Con más del 89 % de las actas procesadas, Sánchez superó por un margen reducido al aspirante conservador Rafael López Aliaga, en un escrutinio que aún no concluye y cuyos resultados podrían experimentar variaciones.
El repunte del candidato se consolidó principalmente con el avance del conteo de votos fuera de Lima, especialmente en regiones rurales y del sur andino, donde cuenta con un respaldo significativo.
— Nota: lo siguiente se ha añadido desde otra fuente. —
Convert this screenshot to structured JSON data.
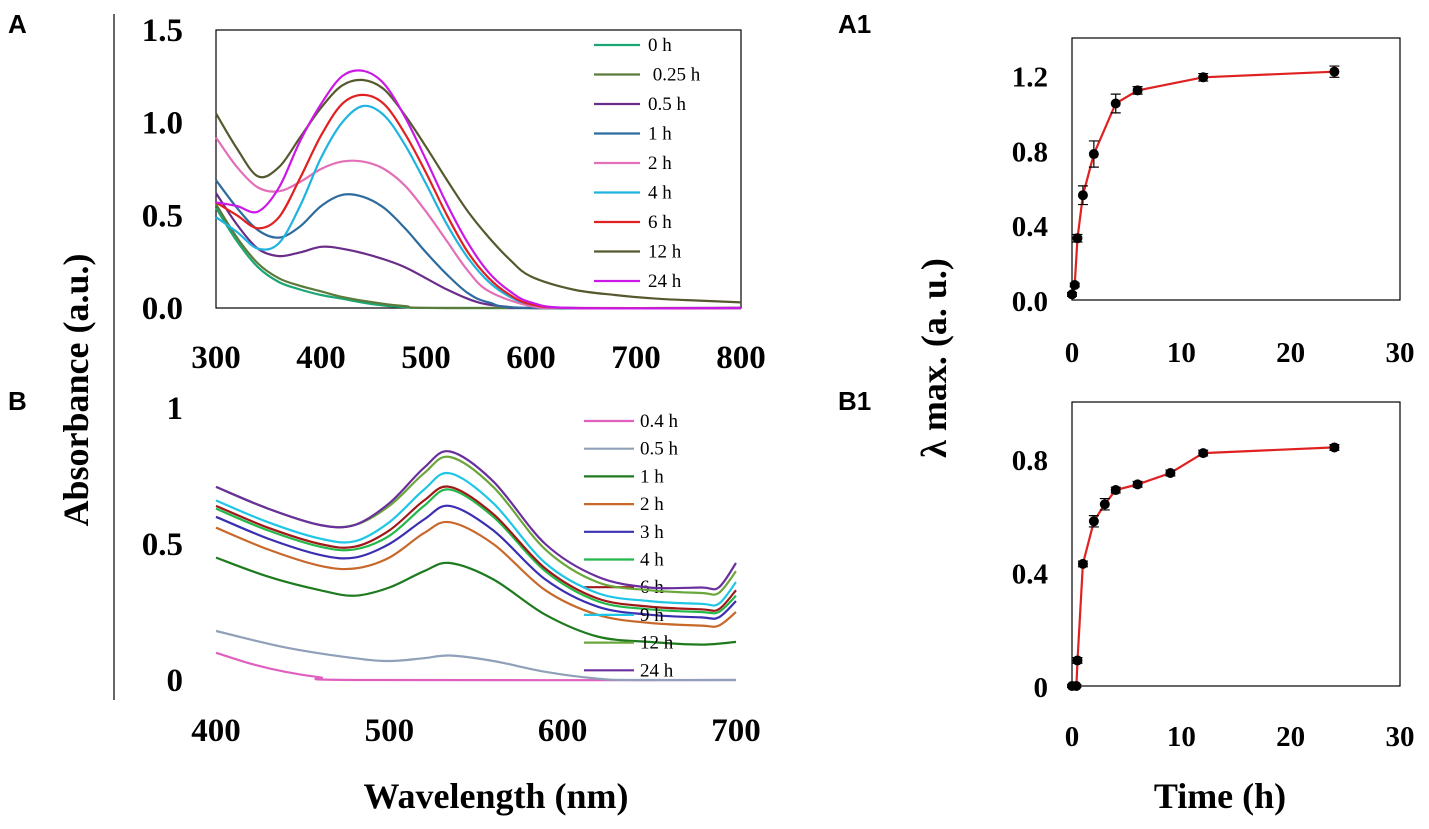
{
  "figure": {
    "y_title": "Absorbance (a.u.)",
    "x_title": "Wavelength (nm)",
    "y_title_right": "λ max. (a. u.)",
    "x_title_right": "Time (h)"
  },
  "chart_data": [
    {
      "id": "A",
      "type": "line",
      "panel_label": "A",
      "xlabel": "Wavelength (nm)",
      "ylabel": "Absorbance (a.u.)",
      "xlim": [
        300,
        800
      ],
      "ylim": [
        0,
        1.5
      ],
      "xticks": [
        "300",
        "400",
        "500",
        "600",
        "700",
        "800"
      ],
      "yticks": [
        "0.0",
        "0.5",
        "1.0",
        "1.5"
      ],
      "legend_position": "top-right",
      "series": [
        {
          "name": "0 h",
          "color": "#1ba673",
          "x": [
            300,
            320,
            340,
            360,
            380,
            400,
            420,
            450,
            480,
            520,
            800
          ],
          "y": [
            0.54,
            0.36,
            0.22,
            0.14,
            0.1,
            0.07,
            0.05,
            0.02,
            0.005,
            0,
            0
          ]
        },
        {
          "name": " 0.25 h",
          "color": "#5c7a3a",
          "x": [
            300,
            320,
            340,
            360,
            380,
            400,
            420,
            450,
            480,
            520,
            800
          ],
          "y": [
            0.56,
            0.38,
            0.24,
            0.16,
            0.12,
            0.09,
            0.06,
            0.03,
            0.01,
            0,
            0
          ]
        },
        {
          "name": "0.5 h",
          "color": "#6b2d8a",
          "x": [
            300,
            320,
            340,
            360,
            380,
            400,
            420,
            450,
            480,
            520,
            550,
            580,
            600,
            800
          ],
          "y": [
            0.62,
            0.45,
            0.32,
            0.28,
            0.3,
            0.33,
            0.32,
            0.28,
            0.22,
            0.1,
            0.03,
            0.005,
            0,
            0
          ]
        },
        {
          "name": "1 h",
          "color": "#2e6b9e",
          "x": [
            300,
            320,
            340,
            360,
            380,
            400,
            420,
            440,
            460,
            480,
            500,
            520,
            540,
            560,
            600,
            800
          ],
          "y": [
            0.69,
            0.54,
            0.42,
            0.38,
            0.44,
            0.55,
            0.61,
            0.6,
            0.54,
            0.43,
            0.3,
            0.18,
            0.08,
            0.03,
            0,
            0
          ]
        },
        {
          "name": "2 h",
          "color": "#e36fb8",
          "x": [
            300,
            320,
            340,
            360,
            380,
            400,
            420,
            440,
            460,
            480,
            500,
            520,
            540,
            560,
            600,
            640,
            800
          ],
          "y": [
            0.92,
            0.76,
            0.65,
            0.63,
            0.68,
            0.75,
            0.79,
            0.79,
            0.75,
            0.66,
            0.52,
            0.36,
            0.2,
            0.09,
            0.01,
            0,
            0
          ]
        },
        {
          "name": "4 h",
          "color": "#1fb3e0",
          "x": [
            300,
            320,
            340,
            360,
            380,
            400,
            420,
            440,
            460,
            480,
            500,
            520,
            540,
            560,
            580,
            600,
            640,
            800
          ],
          "y": [
            0.49,
            0.41,
            0.32,
            0.35,
            0.55,
            0.81,
            1.0,
            1.09,
            1.04,
            0.88,
            0.67,
            0.45,
            0.27,
            0.14,
            0.06,
            0.02,
            0,
            0
          ]
        },
        {
          "name": "6 h",
          "color": "#e02121",
          "x": [
            300,
            320,
            340,
            360,
            380,
            400,
            420,
            440,
            460,
            480,
            500,
            520,
            540,
            560,
            580,
            600,
            640,
            800
          ],
          "y": [
            0.57,
            0.5,
            0.43,
            0.49,
            0.7,
            0.93,
            1.1,
            1.15,
            1.1,
            0.94,
            0.73,
            0.5,
            0.3,
            0.16,
            0.07,
            0.02,
            0,
            0
          ]
        },
        {
          "name": "12 h",
          "color": "#56592e",
          "x": [
            300,
            320,
            340,
            360,
            380,
            400,
            420,
            440,
            460,
            480,
            500,
            520,
            540,
            560,
            580,
            600,
            640,
            680,
            720,
            760,
            800
          ],
          "y": [
            1.05,
            0.86,
            0.71,
            0.76,
            0.92,
            1.08,
            1.2,
            1.23,
            1.18,
            1.04,
            0.87,
            0.69,
            0.52,
            0.38,
            0.26,
            0.17,
            0.1,
            0.07,
            0.05,
            0.04,
            0.03
          ]
        },
        {
          "name": "24 h",
          "color": "#cc18e6",
          "x": [
            300,
            320,
            340,
            360,
            380,
            400,
            420,
            440,
            460,
            480,
            500,
            520,
            540,
            560,
            580,
            600,
            640,
            800
          ],
          "y": [
            0.57,
            0.55,
            0.52,
            0.65,
            0.9,
            1.1,
            1.25,
            1.28,
            1.21,
            1.03,
            0.8,
            0.56,
            0.35,
            0.19,
            0.09,
            0.03,
            0,
            0
          ]
        }
      ]
    },
    {
      "id": "B",
      "type": "line",
      "panel_label": "B",
      "xlabel": "Wavelength (nm)",
      "ylabel": "Absorbance (a.u.)",
      "xlim": [
        400,
        700
      ],
      "ylim": [
        0,
        1
      ],
      "xticks": [
        "400",
        "500",
        "600",
        "700"
      ],
      "yticks": [
        "0",
        "0.5",
        "1"
      ],
      "legend_position": "top-right",
      "series": [
        {
          "name": "0.4 h",
          "color": "#e060c0",
          "x": [
            400,
            420,
            440,
            460,
            480,
            700
          ],
          "y": [
            0.1,
            0.06,
            0.03,
            0.01,
            0,
            0
          ]
        },
        {
          "name": "0.5 h",
          "color": "#8fa0b8",
          "x": [
            400,
            440,
            480,
            500,
            520,
            535,
            560,
            590,
            620,
            640,
            700
          ],
          "y": [
            0.18,
            0.12,
            0.08,
            0.07,
            0.08,
            0.09,
            0.07,
            0.03,
            0.005,
            0,
            0
          ]
        },
        {
          "name": "1 h",
          "color": "#1e7a1e",
          "x": [
            400,
            430,
            460,
            480,
            500,
            520,
            535,
            560,
            590,
            620,
            650,
            680,
            700
          ],
          "y": [
            0.45,
            0.38,
            0.33,
            0.31,
            0.34,
            0.4,
            0.43,
            0.37,
            0.24,
            0.16,
            0.14,
            0.13,
            0.14
          ]
        },
        {
          "name": "2 h",
          "color": "#c8682a",
          "x": [
            400,
            430,
            460,
            480,
            500,
            520,
            535,
            560,
            590,
            620,
            650,
            680,
            690,
            700
          ],
          "y": [
            0.56,
            0.48,
            0.42,
            0.41,
            0.45,
            0.54,
            0.58,
            0.5,
            0.33,
            0.24,
            0.21,
            0.2,
            0.2,
            0.25
          ]
        },
        {
          "name": "3 h",
          "color": "#3a2fb0",
          "x": [
            400,
            430,
            460,
            480,
            500,
            520,
            535,
            560,
            590,
            620,
            650,
            680,
            690,
            700
          ],
          "y": [
            0.6,
            0.52,
            0.46,
            0.45,
            0.5,
            0.59,
            0.64,
            0.55,
            0.37,
            0.27,
            0.24,
            0.23,
            0.23,
            0.29
          ]
        },
        {
          "name": "4 h",
          "color": "#22b84a",
          "x": [
            400,
            430,
            460,
            480,
            500,
            520,
            535,
            560,
            590,
            620,
            650,
            680,
            690,
            700
          ],
          "y": [
            0.63,
            0.55,
            0.49,
            0.48,
            0.53,
            0.64,
            0.7,
            0.6,
            0.4,
            0.29,
            0.26,
            0.25,
            0.25,
            0.31
          ]
        },
        {
          "name": "6 h",
          "color": "#a01818",
          "x": [
            400,
            430,
            460,
            480,
            500,
            520,
            535,
            560,
            590,
            620,
            650,
            680,
            690,
            700
          ],
          "y": [
            0.64,
            0.56,
            0.5,
            0.49,
            0.55,
            0.66,
            0.71,
            0.61,
            0.41,
            0.3,
            0.27,
            0.26,
            0.26,
            0.33
          ]
        },
        {
          "name": "9 h",
          "color": "#1fc6e6",
          "x": [
            400,
            430,
            460,
            480,
            500,
            520,
            535,
            560,
            590,
            620,
            650,
            680,
            690,
            700
          ],
          "y": [
            0.66,
            0.58,
            0.52,
            0.51,
            0.58,
            0.7,
            0.76,
            0.65,
            0.43,
            0.32,
            0.29,
            0.28,
            0.28,
            0.36
          ]
        },
        {
          "name": "12 h",
          "color": "#6aa63a",
          "x": [
            400,
            430,
            460,
            480,
            500,
            520,
            535,
            560,
            590,
            620,
            650,
            680,
            690,
            700
          ],
          "y": [
            0.71,
            0.63,
            0.57,
            0.57,
            0.64,
            0.76,
            0.82,
            0.71,
            0.48,
            0.36,
            0.33,
            0.32,
            0.32,
            0.4
          ]
        },
        {
          "name": "24 h",
          "color": "#6a2e9e",
          "x": [
            400,
            430,
            460,
            480,
            500,
            520,
            535,
            560,
            590,
            620,
            650,
            680,
            690,
            700
          ],
          "y": [
            0.71,
            0.63,
            0.57,
            0.57,
            0.65,
            0.78,
            0.84,
            0.73,
            0.5,
            0.38,
            0.34,
            0.34,
            0.34,
            0.43
          ]
        }
      ]
    },
    {
      "id": "A1",
      "type": "scatter",
      "panel_label": "A1",
      "xlabel": "Time (h)",
      "ylabel": "λ max. (a. u.)",
      "xlim": [
        0,
        30
      ],
      "ylim": [
        0,
        1.4
      ],
      "xticks": [
        "0",
        "10",
        "20",
        "30"
      ],
      "yticks": [
        "0.0",
        "0.4",
        "0.8",
        "1.2"
      ],
      "line_color": "#e02121",
      "series": [
        {
          "name": "λ max",
          "x": [
            0,
            0.25,
            0.5,
            1,
            2,
            4,
            6,
            12,
            24
          ],
          "y": [
            0.03,
            0.08,
            0.33,
            0.56,
            0.78,
            1.05,
            1.12,
            1.19,
            1.22
          ],
          "err": [
            0.01,
            0.01,
            0.02,
            0.05,
            0.07,
            0.05,
            0.02,
            0.02,
            0.03
          ]
        }
      ]
    },
    {
      "id": "B1",
      "type": "scatter",
      "panel_label": "B1",
      "xlabel": "Time (h)",
      "ylabel": "λ max. (a. u.)",
      "xlim": [
        0,
        30
      ],
      "ylim": [
        0,
        1.0
      ],
      "xticks": [
        "0",
        "10",
        "20",
        "30"
      ],
      "yticks": [
        "0",
        "0.4",
        "0.8"
      ],
      "line_color": "#e02121",
      "series": [
        {
          "name": "λ max",
          "x": [
            0,
            0.4,
            0.5,
            1,
            2,
            3,
            4,
            6,
            9,
            12,
            24
          ],
          "y": [
            0,
            0,
            0.09,
            0.43,
            0.58,
            0.64,
            0.69,
            0.71,
            0.75,
            0.82,
            0.84
          ],
          "err": [
            0.005,
            0.005,
            0.01,
            0.01,
            0.02,
            0.02,
            0.01,
            0.01,
            0.01,
            0.01,
            0.01
          ]
        }
      ]
    }
  ]
}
Sánchez, de 57 años y considerado cercano al legado político del expresidente Pedro Castillo, expresó confianza en los resultados y pidió respeto al proceso electoral. “Las actas no mienten”, afirmó.
La jornada electoral estuvo marcada por dificultades logísticas, que retrasaron la apertura de centros de votación y obligaron a que unos 50,000 ciudadanos emitieran su voto al día siguiente.
En medio de este contexto, López Aliaga denunció un supuesto fraude y exigió la anulación de los comicios, mientras observadores internacionales, como la misión de la Unión Europea, indicaron no haber encontrado evidencias que respalden esas acusaciones.